Thankfully we were back in our seats just as the teams re-emerged for the start of the second half, as less than three minutes after the re-start came the moment we had all been waiting for: Jens Toornstra, seized on a knockdown from targetman Jorgensen and floated a cute finish over the keeper and into the net from the edge of the area. The explosion around the ground as the PA kicked up with the traditional chorus of ‘I Will Survive’ (no I have no idea either!) is something I will never ever forget, you could actually feel the upper tier shaking beneath our feet. It was more than just a goal celebration, it was an expression of pure relief, a reaffirmation of our belief that maybe just maybe it was written in the footballing stars that this year was going to be the year that our team finally threw off the years of hurt and disappointment and at long last won the title for the first time in 18 years.

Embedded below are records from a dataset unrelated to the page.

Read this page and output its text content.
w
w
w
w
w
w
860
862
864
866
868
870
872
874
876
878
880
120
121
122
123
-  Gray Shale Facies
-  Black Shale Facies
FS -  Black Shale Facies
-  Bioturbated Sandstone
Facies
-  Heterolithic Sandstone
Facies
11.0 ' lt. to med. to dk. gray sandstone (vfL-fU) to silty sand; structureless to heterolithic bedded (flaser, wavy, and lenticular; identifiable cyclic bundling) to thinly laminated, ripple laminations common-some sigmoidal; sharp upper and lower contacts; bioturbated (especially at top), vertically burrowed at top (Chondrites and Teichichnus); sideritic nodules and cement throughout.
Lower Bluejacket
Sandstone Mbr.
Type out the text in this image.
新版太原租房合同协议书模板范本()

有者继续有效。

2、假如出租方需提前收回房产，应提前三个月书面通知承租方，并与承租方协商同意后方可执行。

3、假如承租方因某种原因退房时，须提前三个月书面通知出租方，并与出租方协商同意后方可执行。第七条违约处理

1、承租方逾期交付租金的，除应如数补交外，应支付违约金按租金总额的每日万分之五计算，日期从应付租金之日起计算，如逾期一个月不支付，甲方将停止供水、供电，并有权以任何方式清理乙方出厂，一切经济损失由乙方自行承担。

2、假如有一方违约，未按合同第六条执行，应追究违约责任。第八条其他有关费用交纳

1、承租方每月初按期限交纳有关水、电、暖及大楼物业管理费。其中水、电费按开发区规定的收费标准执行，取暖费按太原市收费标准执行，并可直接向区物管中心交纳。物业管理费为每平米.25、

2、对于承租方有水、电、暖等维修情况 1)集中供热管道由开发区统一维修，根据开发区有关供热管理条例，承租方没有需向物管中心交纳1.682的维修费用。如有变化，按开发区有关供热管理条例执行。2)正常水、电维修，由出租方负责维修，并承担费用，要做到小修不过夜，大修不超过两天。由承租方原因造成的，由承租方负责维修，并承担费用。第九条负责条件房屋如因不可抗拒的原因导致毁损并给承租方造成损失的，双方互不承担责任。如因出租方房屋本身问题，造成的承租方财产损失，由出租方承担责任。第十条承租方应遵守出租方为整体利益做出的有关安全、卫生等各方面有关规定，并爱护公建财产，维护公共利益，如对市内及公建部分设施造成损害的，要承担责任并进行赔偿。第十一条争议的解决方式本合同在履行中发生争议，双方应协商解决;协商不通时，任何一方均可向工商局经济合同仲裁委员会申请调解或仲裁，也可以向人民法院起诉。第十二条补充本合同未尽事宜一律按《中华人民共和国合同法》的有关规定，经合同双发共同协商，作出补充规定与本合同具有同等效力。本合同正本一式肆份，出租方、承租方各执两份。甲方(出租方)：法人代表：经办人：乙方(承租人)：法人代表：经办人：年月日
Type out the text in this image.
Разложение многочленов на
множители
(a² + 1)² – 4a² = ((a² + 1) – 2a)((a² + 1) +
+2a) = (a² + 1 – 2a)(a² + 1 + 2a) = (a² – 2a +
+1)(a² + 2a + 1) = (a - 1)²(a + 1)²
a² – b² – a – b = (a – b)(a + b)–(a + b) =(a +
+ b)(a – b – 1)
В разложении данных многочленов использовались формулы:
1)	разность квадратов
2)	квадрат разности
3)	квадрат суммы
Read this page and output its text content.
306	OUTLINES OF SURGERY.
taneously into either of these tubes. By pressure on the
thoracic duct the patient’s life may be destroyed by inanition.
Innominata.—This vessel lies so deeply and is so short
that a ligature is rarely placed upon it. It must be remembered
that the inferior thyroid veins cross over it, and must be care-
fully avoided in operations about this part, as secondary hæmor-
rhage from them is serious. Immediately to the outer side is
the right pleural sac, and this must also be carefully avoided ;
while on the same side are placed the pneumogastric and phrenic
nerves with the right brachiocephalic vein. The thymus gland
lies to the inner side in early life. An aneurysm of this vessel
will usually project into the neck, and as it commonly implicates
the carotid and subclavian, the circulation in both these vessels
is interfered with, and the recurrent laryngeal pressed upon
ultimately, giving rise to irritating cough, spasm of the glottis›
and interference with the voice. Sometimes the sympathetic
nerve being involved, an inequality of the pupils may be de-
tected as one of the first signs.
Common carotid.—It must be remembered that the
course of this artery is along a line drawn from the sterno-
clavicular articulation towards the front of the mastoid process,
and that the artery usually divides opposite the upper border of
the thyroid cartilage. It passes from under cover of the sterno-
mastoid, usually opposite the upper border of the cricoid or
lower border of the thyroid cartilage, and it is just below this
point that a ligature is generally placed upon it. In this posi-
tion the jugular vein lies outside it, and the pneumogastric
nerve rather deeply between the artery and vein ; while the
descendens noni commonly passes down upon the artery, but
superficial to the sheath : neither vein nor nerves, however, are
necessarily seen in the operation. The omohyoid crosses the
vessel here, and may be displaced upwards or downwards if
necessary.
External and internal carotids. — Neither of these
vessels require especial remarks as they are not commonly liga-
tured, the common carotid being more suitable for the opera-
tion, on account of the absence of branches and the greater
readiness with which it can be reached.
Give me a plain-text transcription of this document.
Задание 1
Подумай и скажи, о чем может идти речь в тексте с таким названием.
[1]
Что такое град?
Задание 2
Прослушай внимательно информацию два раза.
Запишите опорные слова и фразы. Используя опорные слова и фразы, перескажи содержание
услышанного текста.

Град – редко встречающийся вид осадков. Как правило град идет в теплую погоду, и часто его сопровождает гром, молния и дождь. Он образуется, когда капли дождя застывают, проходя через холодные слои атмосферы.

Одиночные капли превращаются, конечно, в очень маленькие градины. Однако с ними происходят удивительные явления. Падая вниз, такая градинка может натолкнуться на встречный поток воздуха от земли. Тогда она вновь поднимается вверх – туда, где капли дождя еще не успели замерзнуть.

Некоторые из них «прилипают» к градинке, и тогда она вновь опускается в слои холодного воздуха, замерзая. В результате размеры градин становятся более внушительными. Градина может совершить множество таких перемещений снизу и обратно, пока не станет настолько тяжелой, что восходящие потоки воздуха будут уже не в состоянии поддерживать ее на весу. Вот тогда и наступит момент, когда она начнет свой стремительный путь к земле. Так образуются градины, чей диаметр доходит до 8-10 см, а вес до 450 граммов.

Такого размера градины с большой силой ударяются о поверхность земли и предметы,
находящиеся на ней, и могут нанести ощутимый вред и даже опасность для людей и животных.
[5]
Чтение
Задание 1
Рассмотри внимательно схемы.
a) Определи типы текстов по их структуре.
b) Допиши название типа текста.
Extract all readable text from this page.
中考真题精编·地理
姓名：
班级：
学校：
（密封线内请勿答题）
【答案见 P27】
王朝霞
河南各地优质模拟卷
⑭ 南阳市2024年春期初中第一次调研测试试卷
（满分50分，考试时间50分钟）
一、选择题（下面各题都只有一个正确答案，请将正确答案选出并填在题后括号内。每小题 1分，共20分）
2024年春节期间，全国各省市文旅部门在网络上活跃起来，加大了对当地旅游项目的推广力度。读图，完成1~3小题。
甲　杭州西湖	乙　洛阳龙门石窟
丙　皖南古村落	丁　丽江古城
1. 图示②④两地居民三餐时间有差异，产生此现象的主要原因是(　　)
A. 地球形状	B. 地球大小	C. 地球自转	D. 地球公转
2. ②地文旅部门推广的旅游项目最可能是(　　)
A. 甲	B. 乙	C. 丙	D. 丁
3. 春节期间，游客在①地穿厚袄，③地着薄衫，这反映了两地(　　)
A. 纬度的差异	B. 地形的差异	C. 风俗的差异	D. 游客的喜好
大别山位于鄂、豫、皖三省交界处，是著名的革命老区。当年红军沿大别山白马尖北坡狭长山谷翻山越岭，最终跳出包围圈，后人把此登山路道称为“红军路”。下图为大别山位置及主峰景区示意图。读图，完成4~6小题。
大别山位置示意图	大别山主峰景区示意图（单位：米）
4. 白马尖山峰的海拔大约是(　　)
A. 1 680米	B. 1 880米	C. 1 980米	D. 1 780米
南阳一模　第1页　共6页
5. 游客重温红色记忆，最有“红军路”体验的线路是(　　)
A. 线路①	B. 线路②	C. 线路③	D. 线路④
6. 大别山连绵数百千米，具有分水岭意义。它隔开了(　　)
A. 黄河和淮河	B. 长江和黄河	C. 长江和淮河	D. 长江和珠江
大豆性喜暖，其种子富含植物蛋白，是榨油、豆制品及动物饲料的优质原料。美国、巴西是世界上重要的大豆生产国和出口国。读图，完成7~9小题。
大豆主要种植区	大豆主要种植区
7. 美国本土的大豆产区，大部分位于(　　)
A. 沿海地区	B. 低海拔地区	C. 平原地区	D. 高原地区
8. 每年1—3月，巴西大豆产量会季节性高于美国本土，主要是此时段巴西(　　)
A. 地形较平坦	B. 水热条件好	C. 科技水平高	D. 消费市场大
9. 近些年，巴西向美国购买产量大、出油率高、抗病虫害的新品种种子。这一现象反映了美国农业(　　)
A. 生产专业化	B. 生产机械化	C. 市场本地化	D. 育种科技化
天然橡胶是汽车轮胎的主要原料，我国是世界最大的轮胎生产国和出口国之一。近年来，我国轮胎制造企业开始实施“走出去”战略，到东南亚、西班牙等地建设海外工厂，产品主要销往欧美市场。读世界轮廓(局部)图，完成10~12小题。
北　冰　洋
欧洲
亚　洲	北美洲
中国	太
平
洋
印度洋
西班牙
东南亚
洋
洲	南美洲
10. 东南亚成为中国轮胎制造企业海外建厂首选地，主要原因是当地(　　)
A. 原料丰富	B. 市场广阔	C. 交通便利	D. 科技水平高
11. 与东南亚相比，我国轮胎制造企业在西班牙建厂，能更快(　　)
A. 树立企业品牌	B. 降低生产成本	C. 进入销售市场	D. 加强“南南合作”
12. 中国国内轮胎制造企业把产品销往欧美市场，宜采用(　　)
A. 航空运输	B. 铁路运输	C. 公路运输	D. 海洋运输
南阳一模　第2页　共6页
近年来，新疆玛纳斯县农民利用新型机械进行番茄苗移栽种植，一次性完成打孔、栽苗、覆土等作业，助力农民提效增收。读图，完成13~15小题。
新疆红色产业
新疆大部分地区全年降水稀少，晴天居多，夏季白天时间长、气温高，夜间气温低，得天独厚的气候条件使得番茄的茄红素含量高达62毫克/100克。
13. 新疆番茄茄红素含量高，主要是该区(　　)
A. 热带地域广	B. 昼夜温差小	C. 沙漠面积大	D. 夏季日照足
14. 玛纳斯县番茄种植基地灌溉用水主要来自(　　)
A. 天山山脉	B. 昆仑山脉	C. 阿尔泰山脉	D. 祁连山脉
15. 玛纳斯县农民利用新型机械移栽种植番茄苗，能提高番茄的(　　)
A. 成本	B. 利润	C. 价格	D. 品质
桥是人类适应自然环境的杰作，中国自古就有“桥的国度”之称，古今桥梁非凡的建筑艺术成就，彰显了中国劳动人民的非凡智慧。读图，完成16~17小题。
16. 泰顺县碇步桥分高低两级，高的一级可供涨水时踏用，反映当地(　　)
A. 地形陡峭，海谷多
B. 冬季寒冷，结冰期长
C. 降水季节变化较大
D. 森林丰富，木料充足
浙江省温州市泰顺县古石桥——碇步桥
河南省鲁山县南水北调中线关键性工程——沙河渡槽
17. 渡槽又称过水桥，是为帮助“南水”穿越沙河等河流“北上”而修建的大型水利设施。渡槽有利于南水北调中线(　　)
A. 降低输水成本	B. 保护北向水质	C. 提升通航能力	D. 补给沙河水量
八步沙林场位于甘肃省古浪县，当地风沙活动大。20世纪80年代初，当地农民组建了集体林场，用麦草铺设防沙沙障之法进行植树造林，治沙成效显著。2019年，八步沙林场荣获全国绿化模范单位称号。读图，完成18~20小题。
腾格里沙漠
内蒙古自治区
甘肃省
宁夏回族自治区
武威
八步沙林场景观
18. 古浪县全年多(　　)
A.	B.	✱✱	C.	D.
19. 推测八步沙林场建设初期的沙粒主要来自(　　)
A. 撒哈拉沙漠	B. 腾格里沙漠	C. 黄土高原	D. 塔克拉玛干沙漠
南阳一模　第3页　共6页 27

Of course a 1-0 scoreline is never a time to relax and it wasn’t until left winger Elia cut inside and curled a right-footed shot inside the far post ten minutes from time that we knew the three points were in the bag. With three more games to go, the battle is far from over and it really feels like the race is going to go all the way to the wire; but it gave us another week to continue to live the dream. As we waited for the crowds to clear with a beer and complimentary spring rolls back at the Chinese restaurant (where else?), we all knew that we would be back to do it again next season whatever Feyenoord’s title destiny ends up being.